Lifelong learning left on fringe

October 17, 1997

THE DEARING report "seriously fails to recognise the lifelong learning agenda" in its proposals on student funding, the National Institute for Adult Continuing Education says.

It falls down in its proposal not to give equitable treatment on financial support to part-time students, "whose needs have been repeatedly identified as priorities", according to NIACE.

NIACE suggests fees should be charged to part-timers on a pro-rata basis, with loans available for all students, and the bar on loans for the over-50s removed.

To ensure accessibility, fees should not be charged to unemployed learners, part or full-time, and the same thresholds should apply to loan repayments for all students, so that loans are not repayable by those entering retirement on low incomes.

NIACE says that while it recognises, as Dearing points out, that such measures would represent a significant extra burden on funding, "we do not believe that expediency should outweigh equity".

NIACE suggests that eligibility for loans should be means-tested, so that whatever resources are available are distributed fairly.

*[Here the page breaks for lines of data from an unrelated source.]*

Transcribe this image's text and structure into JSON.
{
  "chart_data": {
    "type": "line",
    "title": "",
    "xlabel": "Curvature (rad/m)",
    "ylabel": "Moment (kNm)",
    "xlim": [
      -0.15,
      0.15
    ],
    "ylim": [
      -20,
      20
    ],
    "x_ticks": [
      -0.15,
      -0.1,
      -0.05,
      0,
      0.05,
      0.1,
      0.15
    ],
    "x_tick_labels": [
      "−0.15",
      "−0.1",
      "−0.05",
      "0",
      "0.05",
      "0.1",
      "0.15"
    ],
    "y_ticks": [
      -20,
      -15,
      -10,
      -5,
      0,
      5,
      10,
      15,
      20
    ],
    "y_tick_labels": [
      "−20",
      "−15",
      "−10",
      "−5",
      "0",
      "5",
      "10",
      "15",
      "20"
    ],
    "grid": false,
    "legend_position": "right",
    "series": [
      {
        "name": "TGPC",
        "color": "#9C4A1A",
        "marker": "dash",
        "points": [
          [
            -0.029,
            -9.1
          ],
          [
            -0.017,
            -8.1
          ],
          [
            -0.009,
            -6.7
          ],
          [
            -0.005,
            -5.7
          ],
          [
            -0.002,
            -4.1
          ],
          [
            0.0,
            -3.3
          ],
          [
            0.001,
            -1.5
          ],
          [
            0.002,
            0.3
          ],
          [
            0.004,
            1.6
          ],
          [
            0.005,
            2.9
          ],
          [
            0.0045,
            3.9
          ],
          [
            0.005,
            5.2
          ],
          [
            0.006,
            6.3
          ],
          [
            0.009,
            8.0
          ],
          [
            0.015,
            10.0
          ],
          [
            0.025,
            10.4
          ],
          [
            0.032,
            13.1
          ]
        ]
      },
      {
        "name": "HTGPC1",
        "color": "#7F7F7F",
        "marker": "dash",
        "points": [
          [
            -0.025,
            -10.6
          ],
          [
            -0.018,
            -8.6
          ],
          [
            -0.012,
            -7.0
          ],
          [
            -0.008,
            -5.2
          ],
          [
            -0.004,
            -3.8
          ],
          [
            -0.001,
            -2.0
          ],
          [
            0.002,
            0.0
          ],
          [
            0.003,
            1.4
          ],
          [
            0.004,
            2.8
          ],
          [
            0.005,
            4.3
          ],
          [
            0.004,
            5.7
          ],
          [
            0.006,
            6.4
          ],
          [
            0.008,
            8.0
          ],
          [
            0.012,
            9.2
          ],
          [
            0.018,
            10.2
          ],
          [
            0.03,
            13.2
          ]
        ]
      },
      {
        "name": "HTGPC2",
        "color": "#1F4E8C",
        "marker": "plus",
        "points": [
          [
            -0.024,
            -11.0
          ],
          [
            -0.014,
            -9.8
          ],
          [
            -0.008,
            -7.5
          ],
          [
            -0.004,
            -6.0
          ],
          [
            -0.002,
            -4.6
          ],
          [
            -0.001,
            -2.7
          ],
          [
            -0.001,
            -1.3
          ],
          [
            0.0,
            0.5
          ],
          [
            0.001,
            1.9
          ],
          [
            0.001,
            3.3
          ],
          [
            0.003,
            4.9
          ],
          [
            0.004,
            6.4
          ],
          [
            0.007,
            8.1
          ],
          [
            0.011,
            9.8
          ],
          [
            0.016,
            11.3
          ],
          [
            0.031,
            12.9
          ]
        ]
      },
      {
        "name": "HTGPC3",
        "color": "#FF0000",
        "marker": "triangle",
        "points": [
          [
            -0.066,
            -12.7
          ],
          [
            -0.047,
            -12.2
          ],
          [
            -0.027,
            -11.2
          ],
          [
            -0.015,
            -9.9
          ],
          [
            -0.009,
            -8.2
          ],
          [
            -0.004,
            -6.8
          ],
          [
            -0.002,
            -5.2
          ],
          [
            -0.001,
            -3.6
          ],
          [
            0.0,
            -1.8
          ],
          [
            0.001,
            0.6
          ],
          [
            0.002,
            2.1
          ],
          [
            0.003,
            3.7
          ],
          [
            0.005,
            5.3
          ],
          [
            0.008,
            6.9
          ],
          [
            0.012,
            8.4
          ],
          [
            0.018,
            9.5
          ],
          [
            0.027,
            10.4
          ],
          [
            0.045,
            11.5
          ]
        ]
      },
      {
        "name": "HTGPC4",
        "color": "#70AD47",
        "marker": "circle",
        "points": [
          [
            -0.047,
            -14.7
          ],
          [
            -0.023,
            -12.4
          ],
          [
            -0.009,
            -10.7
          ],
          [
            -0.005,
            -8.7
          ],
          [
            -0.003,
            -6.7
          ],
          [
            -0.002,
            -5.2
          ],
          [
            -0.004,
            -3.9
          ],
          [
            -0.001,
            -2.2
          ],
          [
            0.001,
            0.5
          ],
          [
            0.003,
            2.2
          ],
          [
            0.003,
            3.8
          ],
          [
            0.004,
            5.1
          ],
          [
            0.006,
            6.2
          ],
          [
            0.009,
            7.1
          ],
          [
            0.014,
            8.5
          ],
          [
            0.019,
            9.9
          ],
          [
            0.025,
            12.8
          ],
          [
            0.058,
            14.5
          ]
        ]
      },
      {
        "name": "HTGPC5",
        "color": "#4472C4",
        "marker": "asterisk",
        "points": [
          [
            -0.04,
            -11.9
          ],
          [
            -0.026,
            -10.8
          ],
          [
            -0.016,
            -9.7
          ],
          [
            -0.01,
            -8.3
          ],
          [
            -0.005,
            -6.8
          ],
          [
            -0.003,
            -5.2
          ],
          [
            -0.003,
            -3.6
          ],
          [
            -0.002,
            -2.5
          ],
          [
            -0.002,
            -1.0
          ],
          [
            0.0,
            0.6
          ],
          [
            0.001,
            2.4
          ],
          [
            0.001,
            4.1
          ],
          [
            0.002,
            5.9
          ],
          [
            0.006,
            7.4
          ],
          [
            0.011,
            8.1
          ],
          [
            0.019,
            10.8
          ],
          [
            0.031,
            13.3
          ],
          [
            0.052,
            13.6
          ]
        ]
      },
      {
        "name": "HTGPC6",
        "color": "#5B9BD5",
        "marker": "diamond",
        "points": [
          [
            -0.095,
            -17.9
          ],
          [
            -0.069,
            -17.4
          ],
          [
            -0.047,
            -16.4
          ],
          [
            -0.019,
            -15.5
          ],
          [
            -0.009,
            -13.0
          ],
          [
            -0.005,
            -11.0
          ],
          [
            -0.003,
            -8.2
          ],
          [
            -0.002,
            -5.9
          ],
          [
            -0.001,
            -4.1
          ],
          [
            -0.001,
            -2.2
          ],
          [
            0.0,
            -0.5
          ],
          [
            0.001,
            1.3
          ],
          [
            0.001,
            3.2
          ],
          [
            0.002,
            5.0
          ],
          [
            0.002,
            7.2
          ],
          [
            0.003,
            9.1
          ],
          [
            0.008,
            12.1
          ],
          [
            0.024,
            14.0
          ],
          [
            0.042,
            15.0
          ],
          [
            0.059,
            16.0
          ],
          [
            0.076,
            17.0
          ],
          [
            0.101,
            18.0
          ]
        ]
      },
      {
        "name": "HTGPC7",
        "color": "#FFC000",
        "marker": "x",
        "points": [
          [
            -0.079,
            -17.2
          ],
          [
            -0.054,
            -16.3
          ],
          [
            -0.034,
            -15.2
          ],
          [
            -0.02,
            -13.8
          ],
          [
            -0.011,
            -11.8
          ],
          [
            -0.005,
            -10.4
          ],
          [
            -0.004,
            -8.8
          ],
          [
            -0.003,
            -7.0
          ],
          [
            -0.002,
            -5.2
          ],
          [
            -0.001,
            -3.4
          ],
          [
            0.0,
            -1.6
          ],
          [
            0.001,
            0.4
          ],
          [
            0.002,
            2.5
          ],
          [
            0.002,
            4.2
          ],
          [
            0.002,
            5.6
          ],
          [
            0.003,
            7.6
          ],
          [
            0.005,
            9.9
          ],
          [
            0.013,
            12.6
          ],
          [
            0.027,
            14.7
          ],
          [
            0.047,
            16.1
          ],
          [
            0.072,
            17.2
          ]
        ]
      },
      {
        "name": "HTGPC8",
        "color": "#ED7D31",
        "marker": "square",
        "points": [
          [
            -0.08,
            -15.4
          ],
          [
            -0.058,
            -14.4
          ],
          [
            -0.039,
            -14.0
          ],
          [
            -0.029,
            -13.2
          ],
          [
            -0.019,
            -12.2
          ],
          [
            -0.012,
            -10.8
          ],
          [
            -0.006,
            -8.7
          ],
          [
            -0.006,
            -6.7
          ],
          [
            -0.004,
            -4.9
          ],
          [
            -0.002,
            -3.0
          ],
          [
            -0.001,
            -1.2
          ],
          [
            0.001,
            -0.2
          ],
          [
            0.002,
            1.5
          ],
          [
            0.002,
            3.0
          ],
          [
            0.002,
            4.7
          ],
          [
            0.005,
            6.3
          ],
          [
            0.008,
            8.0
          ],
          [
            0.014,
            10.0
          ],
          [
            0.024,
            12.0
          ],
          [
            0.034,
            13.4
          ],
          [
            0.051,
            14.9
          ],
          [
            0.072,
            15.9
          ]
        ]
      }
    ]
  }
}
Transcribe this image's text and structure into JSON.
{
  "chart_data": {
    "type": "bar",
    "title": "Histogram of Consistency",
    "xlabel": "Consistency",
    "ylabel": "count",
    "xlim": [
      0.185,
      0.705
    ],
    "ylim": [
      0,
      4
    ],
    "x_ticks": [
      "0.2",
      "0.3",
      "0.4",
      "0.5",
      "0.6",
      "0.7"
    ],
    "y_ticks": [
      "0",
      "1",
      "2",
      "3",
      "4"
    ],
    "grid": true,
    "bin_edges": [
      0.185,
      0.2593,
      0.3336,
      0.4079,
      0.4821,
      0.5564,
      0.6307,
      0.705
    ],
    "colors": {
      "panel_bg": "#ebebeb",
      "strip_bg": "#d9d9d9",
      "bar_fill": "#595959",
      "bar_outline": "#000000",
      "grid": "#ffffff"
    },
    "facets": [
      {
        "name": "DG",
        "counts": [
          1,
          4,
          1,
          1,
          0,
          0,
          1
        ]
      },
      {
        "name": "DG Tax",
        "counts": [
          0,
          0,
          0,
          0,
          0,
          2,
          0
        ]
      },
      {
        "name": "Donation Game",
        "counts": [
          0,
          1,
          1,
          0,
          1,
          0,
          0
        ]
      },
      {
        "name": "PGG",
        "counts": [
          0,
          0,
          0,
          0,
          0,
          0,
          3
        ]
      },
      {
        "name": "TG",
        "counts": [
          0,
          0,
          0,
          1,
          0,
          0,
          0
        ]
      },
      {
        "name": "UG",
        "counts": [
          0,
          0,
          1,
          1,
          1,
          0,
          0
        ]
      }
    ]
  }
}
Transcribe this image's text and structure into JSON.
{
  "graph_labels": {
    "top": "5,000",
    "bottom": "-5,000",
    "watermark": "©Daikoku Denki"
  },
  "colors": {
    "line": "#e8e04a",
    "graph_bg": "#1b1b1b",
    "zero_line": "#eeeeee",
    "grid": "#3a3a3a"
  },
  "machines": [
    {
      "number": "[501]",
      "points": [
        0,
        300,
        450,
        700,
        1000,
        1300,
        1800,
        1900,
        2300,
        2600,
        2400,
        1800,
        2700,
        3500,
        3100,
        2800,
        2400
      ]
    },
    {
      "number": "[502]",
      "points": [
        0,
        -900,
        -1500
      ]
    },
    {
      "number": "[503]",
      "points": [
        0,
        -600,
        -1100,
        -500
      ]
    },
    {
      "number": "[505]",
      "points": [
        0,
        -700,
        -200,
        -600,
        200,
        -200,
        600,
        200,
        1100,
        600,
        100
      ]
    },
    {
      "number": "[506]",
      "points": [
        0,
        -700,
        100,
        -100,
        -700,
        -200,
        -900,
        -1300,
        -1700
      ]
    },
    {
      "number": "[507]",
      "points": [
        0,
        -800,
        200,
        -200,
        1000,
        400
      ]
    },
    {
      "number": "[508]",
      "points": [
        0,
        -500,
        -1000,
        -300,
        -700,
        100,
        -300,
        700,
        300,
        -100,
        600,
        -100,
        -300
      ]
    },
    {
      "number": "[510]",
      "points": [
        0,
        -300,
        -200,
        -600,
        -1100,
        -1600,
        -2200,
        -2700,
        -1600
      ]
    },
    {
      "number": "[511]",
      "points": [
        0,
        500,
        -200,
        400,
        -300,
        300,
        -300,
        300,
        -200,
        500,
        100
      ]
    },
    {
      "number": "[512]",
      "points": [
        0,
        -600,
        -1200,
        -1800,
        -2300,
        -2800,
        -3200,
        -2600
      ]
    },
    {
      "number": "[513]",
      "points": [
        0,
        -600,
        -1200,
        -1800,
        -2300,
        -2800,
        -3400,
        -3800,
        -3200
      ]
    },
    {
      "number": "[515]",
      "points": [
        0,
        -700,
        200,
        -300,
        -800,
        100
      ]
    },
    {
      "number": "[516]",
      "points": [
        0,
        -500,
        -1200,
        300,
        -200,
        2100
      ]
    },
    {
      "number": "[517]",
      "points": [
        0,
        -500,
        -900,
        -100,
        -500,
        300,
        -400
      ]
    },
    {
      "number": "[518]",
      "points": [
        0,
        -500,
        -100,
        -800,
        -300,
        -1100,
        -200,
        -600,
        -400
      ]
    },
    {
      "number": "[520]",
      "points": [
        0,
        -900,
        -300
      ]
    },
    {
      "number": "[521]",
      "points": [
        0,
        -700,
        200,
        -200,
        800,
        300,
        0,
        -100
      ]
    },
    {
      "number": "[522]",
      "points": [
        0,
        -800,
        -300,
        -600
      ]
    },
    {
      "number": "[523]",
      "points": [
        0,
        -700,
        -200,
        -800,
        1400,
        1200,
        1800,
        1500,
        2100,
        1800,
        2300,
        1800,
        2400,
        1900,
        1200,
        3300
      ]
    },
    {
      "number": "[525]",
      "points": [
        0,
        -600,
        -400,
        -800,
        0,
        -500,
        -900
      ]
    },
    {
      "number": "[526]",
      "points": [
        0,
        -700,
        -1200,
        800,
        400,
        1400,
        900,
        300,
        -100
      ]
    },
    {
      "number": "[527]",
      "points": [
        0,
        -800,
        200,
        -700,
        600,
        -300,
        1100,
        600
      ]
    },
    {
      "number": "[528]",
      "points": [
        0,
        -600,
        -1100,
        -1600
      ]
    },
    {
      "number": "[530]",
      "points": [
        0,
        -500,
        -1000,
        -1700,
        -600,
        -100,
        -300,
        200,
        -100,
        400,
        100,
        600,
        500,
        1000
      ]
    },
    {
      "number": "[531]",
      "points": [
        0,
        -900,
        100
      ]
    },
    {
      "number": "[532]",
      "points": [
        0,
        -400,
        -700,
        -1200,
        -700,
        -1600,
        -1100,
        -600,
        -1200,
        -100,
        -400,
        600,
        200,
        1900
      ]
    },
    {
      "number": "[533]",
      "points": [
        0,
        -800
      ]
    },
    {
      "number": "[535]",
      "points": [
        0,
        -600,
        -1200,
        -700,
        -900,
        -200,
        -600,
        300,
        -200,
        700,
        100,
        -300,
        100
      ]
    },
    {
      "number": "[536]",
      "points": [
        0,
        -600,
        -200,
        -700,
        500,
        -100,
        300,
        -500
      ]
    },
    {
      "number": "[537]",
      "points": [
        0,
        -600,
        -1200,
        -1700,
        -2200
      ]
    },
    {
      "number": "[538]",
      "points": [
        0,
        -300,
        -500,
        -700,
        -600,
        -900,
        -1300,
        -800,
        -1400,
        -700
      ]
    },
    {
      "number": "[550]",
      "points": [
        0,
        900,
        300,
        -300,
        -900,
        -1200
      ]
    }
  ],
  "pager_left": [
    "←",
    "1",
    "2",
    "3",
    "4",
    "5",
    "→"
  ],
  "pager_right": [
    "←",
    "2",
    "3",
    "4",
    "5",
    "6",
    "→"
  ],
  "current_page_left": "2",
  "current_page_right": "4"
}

* The Dearing report lacks a "strong and coherent vision of the Learning Society of the future", says the Society for Research into Higher Education. The society criticises the way in which the committee "appears to have chosen to work from the status quo rather than to develop a clear view of what post-compulsory education might look like in 20 years' time".

* The Dearing committee did not go far enough in placing higher education firmly as part of a lifelong learning system, the Council for Industry and Higher Education has said. There should have been greater recognition of the different needs of mature and part-time learners in the committee's report.

The CIHE was also disappointed with the "limited view" of the scope for interaction between business and academia, and with the "narrowness" of the skills agenda presented by Dearing.